Ces influx nerveux transitent par le colliculus inferieur (centre auditif réflexe du mésencéphale) ou tubercules quadrijumeaux qui constituent le deuxième relais. A ce niveau, le traitement auditif décèle aussi des sons associés à certains dangers et il y a alors alerte des centres amygdaliens qui contrôlent la peur, la colère, le stress, les réactions de défense et de fuite…

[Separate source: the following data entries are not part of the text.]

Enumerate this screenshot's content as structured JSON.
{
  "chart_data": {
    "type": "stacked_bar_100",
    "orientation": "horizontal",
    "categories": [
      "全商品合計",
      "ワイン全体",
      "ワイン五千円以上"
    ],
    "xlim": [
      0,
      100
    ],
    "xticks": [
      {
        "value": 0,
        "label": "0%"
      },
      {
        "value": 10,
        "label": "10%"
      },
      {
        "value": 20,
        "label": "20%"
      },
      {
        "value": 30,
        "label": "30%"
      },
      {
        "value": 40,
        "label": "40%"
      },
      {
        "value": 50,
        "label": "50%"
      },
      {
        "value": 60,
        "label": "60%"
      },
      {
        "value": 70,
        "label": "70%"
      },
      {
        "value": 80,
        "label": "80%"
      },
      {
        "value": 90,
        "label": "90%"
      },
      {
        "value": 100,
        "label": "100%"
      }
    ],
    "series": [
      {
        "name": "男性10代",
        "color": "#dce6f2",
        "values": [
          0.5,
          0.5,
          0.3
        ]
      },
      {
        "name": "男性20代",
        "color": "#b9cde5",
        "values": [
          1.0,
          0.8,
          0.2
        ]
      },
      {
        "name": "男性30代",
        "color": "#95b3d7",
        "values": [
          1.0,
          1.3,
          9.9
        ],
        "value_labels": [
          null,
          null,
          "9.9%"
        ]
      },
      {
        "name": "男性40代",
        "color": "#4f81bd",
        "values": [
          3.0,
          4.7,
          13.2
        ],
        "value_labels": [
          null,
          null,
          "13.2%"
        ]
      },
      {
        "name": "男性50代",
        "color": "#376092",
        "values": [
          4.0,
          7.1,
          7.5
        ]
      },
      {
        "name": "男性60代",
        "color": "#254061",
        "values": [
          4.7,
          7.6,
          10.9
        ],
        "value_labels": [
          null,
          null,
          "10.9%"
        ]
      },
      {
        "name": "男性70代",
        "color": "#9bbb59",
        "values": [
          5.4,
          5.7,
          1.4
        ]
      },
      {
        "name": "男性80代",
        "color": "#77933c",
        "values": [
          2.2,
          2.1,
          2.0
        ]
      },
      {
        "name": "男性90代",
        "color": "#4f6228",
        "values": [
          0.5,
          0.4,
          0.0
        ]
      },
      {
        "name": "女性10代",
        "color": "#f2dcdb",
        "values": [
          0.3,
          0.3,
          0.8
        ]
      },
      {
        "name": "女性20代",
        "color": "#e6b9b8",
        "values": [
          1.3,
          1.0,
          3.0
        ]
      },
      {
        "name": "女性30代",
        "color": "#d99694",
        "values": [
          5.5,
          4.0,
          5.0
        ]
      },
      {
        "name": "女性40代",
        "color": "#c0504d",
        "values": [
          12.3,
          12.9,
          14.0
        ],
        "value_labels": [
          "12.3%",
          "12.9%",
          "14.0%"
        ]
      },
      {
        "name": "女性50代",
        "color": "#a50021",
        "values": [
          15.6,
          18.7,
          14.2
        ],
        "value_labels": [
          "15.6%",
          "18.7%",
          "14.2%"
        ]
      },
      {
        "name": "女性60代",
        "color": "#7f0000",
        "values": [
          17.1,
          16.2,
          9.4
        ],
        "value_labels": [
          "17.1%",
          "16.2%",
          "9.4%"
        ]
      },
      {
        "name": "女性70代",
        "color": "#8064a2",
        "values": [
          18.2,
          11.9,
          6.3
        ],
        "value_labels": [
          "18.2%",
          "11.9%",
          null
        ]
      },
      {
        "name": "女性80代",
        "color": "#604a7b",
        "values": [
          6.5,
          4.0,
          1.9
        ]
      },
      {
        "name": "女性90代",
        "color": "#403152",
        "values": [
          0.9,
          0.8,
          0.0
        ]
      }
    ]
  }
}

Les influx passent par le thalamus, le troisième relais pour arriver dans le cortex auditif au niveau du lobe temporal. Ce centre interroge nos cinq sens tous les 1/40èmes de seconde et envoie les signaux vers les centres spécialisés d'interprétation. Mais il fait aussi des synthèses entre les diverses perceptions : vue, ouïe, toucher, odorat et goût pour caractériser leur origine afin de renseigner le cortex central.
Le cortex auditif va interpréter les signaux : il est spécialisé dans l’analyse des sons. La puissance analytique de l’aire auditive est telle que nous sommes par exemple capables de reconnaître différents instruments d’un orchestre. Il est question de traitement cortical des stimuli.
En conclusion, on voit que les ondes sonores émises dans l'air par un instrument sont transmises puis transformées en courant électrique à travers l'oreille externe et l'oreille interne. Ce courant circule à travers le cerveau pour arriver au cortex auditif qui va se charger de l'interprétation des différents signaux reçus. Grâce à cette analyse, notre corps va réagir de façon différente en fonction des divers sons reçus.